I’ve been doing loads of reading about the x86/x64 architecture recently, mainly as a result of coming across the fantastic papers written by Agner Fog on his optimisation page. The microarchitecture paper is a really good read. It discusses how instructions are broken down into micro-ops on the various Intel processors, and how this relates to instruction scheduling, branch prediction and speculative execution. It was very interesting to see a clear explanation of how instructions are scheduled across the many different execution units on the chip, and the interplay between fully utilising all of the on-chip resources and the amount of logic that is required on the chip to schedule all of the potential work.

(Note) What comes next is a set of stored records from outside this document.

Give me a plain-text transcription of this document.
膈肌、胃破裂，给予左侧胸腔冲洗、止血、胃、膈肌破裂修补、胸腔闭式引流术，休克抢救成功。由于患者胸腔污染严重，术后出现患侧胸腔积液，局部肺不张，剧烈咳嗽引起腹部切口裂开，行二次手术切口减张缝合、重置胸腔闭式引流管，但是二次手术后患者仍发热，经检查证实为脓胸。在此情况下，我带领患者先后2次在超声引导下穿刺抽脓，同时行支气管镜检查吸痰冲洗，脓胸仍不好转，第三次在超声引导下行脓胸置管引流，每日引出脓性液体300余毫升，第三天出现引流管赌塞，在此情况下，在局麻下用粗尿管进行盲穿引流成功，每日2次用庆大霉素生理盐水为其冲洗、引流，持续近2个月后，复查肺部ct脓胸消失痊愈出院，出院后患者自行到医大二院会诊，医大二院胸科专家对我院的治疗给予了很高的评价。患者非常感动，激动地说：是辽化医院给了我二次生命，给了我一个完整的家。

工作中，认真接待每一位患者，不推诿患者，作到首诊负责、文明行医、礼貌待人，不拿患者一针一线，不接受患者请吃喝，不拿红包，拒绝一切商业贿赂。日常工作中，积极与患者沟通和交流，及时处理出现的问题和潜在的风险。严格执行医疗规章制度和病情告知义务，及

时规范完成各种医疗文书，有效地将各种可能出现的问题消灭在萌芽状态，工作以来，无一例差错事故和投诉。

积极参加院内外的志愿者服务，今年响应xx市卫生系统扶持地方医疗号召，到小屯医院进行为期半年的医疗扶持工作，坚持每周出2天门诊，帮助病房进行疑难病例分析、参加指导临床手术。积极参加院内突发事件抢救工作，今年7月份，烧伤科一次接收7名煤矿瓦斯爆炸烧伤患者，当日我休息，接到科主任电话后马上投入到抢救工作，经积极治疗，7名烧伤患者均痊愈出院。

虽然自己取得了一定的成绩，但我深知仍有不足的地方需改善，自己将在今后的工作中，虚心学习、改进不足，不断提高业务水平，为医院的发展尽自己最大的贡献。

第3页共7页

There are a number of papers on optimisation at the assembler and higher levels. This one discusses CPU dispatching by the Intel and GNU C++ compilers. I hadn’t come across this idea before – the idea is that you recognise the CPU you are running on and then generate several specialisations of the code customised to use the facilities that the particular CPU offers. This reminded me of one of the arguments for JIT compilers – the JIT certainly knows the architecture it is running on and can target its special instructions. There is obviously a trade off here though, as the target language for the JIT is often at a higher level than the CPU, making it necessary to allow access to more CPU specific instructions for use in high performance applications.
Chips seem to be offering more and more hardware support for things that are traditionally implemented in software libraries. This Intel blog post talks about the hardware transactional memory of the current Intel chip generation. Agner Fog has a few posts lamenting the competition between the hardware vendors who are competing to add different instructions to their chips.